Service minimum d'accueil dans une école primaire lors d'une grève le 15 mai 2008.
- © AFP (Mychèle Daniau - Archives)
L'annulation des suppressions de postes dans l'Education nationale, une revalorisation des salaires et une formation davantage axée sur la pédagogie: telles sont les trois revendications majeures des enseignants du primaire en grève ce mardi.
"Stop aux fausses promesses, stop aux belles paroles qui cachent la misère, stop aux politiques qui vont à l'encontre d'une meilleure réussite scolaire des élèves", demande le SNUipp (Syndicat national unitaire des instituteurs professeurs des écoles), principal syndicat du primaire, sur son site Internet.

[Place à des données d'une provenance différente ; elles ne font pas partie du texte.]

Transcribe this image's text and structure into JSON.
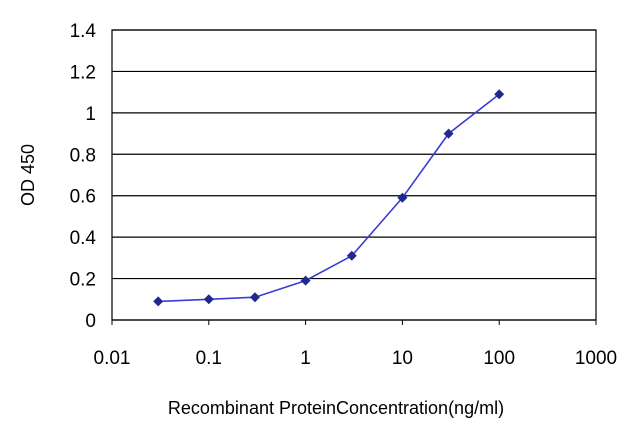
{
  "chart_data": {
    "type": "line",
    "title": "",
    "xlabel": "Recombinant ProteinConcentration(ng/ml)",
    "ylabel": "OD 450",
    "x_scale": "log",
    "xlim": [
      0.01,
      1000
    ],
    "ylim": [
      0,
      1.4
    ],
    "x_ticks": [
      "0.01",
      "0.1",
      "1",
      "10",
      "100",
      "1000"
    ],
    "y_ticks": [
      "0",
      "0.2",
      "0.4",
      "0.6",
      "0.8",
      "1",
      "1.2",
      "1.4"
    ],
    "grid": "horizontal",
    "series": [
      {
        "x": [
          0.03,
          0.1,
          0.3,
          1,
          3,
          10,
          30,
          100
        ],
        "y": [
          0.09,
          0.1,
          0.11,
          0.19,
          0.31,
          0.59,
          0.9,
          1.09
        ]
      }
    ],
    "colors": {
      "line": "#3b3bd6",
      "marker": "#1f2a8c",
      "grid": "#000000"
    }
  }
}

Selon le syndicat, 30 à 40% des enseignants des écoles maternelles et élémentaires ont prévu de faire grève ce jour. C'est la première journée de mobilisation importante depuis la rentrée des classes. Elle coïncide avec le mouvement social des postiers, qui protestent contre le changement de statut de leur entreprise.
Secondaire et étudiants aussi
Comme le prévoit la loi de 2008, les communes doivent prévoir d'accueillir les élèves lorsque plus de 25% des enseignants d'une école se sont déclarés grévistes.

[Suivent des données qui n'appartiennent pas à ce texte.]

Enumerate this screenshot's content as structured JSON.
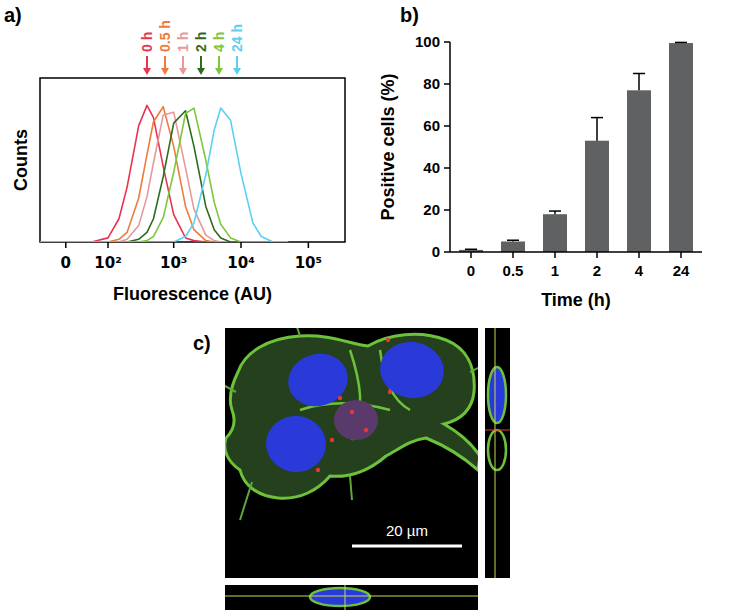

Les enseignants du primaire ne sont pas les seuls à être mobilisés, des appels à la grève ont aussi été lancés dans le secondaire, et par des syndicats lycéens et étudiants.
"Je pense qu'on va être dans une mobilisation qui commencera à être significative, mais pas au niveau qui serait nécessaire", a déclaré Gérard Aschieri, secrétaire général de la FSU (Fédération syndicale unitaire), à Reuters.
Selon un récent sondage BVA-Peep, cité par le SNUipp, 51% des parents d?élèves jugent négativement la politique éducative du gouvernement. Et vous, qu'en pensez-vous?